While Nvidia’s strong Q3 earnings report demonstrated strong overall growth, there are reasons for investors to be cautious. As TipRanks’ Sheryl Sheth notes, the company could face supply problems regarding the Blackwell AI chip. These concerns are likely what is pushing NVDA stock down today, combined with general market volatility. However, shares are down less than 1% for the day so far and could easily rebound. The stock has performed well during the past five-day period.
Even if Nvidia does encounter some supply problems, Huang doesn’t seem concerned. He notes that Blackwell chip production is “in full steam,” predicting that the company will deliver more chips than it had previously estimated during Q4. This could set Nvidia up for an extremely strong start to 2025, as high chip deliveries would likely be a strong catalyst for share prices.

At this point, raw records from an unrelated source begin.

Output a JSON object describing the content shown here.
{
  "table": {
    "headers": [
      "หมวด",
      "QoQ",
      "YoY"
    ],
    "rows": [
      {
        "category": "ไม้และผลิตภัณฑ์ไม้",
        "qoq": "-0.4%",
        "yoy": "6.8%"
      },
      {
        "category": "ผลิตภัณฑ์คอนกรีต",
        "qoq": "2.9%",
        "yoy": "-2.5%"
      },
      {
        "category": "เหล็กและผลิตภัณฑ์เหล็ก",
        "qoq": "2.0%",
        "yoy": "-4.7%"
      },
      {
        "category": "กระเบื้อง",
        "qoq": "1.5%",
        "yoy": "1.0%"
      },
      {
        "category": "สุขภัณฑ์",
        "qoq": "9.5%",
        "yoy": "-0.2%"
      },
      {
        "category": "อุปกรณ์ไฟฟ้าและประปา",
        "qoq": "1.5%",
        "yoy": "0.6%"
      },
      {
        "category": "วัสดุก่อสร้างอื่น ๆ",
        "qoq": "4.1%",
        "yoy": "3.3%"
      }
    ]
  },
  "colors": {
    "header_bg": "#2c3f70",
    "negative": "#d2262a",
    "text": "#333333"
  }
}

The fact that NVDA stock is only down 1% today and is already on track to pull back into the green shows that the market isn’t too concerned with Nvidia’s potential problems. It suggests that the robust growth that the company has demonstrated is more important than speculative concerns that so far have not materialized. Despite the recent concerns about Blackwell chips overheating in servers, Nvidia is moving forward and share prices are likely to keep rising as a result.
Wall Street Remains Highly Bullish on NVDA Stock
Wall Street sentiment toward Nvidia hasn’t been negatively impacted so far. Analysts have a Strong Buy consensus rating on NVDA stock based on 39 Buys and three Holds assigned in the past three months, as indicated by the graphic below. After a 198% rally in its share price over the past year, the average NVDA price target of $165.18 per share implies an upside potential of 16%.
See more NVDA stock analyst ratings
Since Nvidia reported Q3 earnings, multiple analysts have raised their price targets. Jim Kelleher of Argus Research increased his from $150 to $175 and Mark Lipacis of Evercore ISI increased his from $189 to $190. Both analysts reiterated Buy ratings.